The state's attorney in Prince George's Country, Arthur A. Marshall, is on a collision course with the county council over its new law to regulate two truck operators.

Marshall says the legislation - which will go into effect March 1 - is contrary to state law.

County council officials say that the new county law was designed to stop some of the abuses of towing. Observers note that some two truck operators have been cruising through apartment parking lots at night and towing cars away.

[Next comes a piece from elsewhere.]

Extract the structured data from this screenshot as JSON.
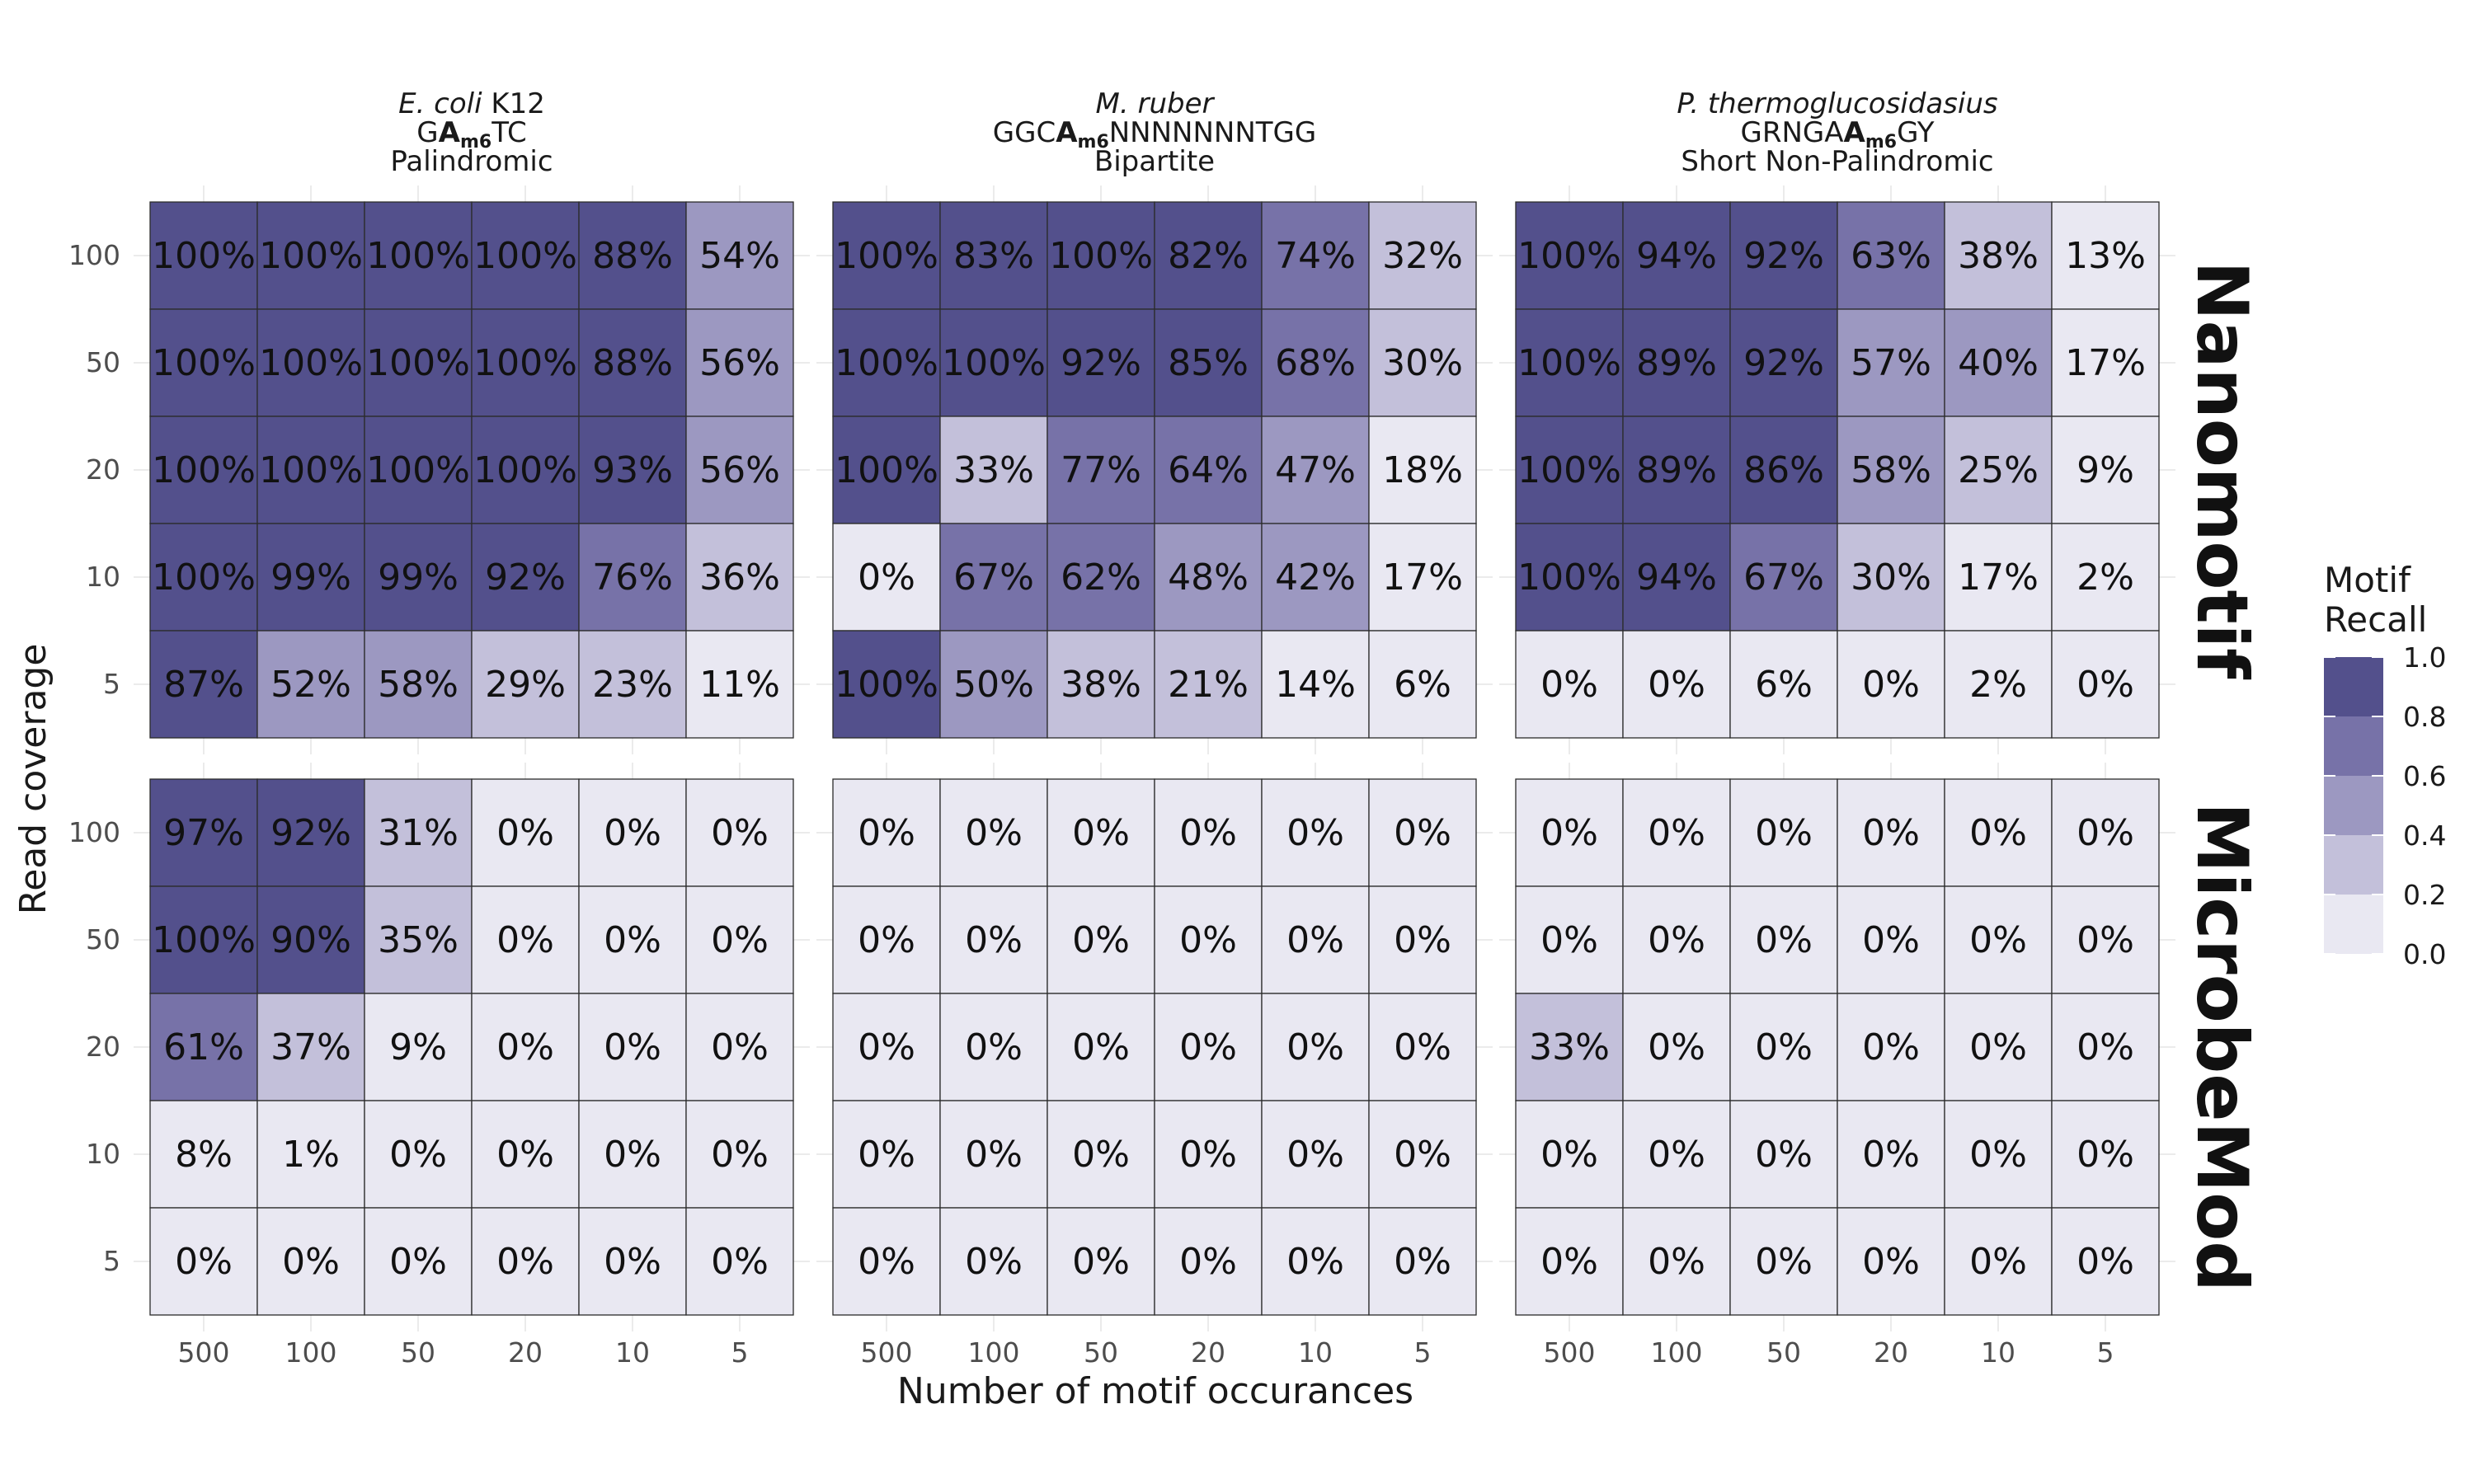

The unwitting car owners the next morning then must pay sometimes as much as $55 in towing charges to get their cars back, said Rodney Brewer, an investigator for the state's attorney's office. Brewer added that some tow truck operators haul away as many as 15 cars a night.

The new law requires that the tow truck operators get the written permission of a resident or property manager of the apartment complex before towing a car off the property. County council officials say that up to now tow truck operators have been virtually without regulation and have been allowed to tow "illegally parked" cars under vague regulations.

But state's attorney Marshall maintains that the new county law will improperty allow alocal tow truckk operators to remove legally parked cars without first notifying the car owner.

He said he will prosecute anyone who tows legally parked cars - even if the towing firm acts within the county law guidelines.

Marshall's interpretation of the state law is that tow truck operators do not have the right to tow legally parked cars.

Lionell M. Lockhart, legislative officer for the county council, charged that Marshall has not read the Maryland transportation laws correctly and that the state's attorney's interpretation is "narrow."

"I'm surprised the county state's attorney is bending over backwards to find a crime," said Lockhart.

County Council Administration Kenneth V. Duncan said he plans to meet with Marshall to see if "we can get an understanding of what the new law does and doesn't do."

A controversy over towing has been brewing in Prince George's County for several years, according to investigation Brewer, who added that nearly 13,000 cars were towed last year.

"Some of those cars were legitimately parked and some illegal . . . but who knows late at night? The police have to take the word of the tow-truck driver," said Brewer.

Brewer said the new law passed by the county council "cuts my hands off," because the regulation requiring written permission before towing is not strong enough.

Glen T. Lashley, a spokesman for the American Automobile Association, said, "AAA is very concerned about the towing rip-offs that are occuring in Prince George's County."

According to Lashley only 30 per cent of all towing done in 1976 was requested by county police because of violations.

County council officials said that, for the most part, tow truck operators have been able to haul away cars and have only been required to give county police notice within 24 hours that the cars have been moved.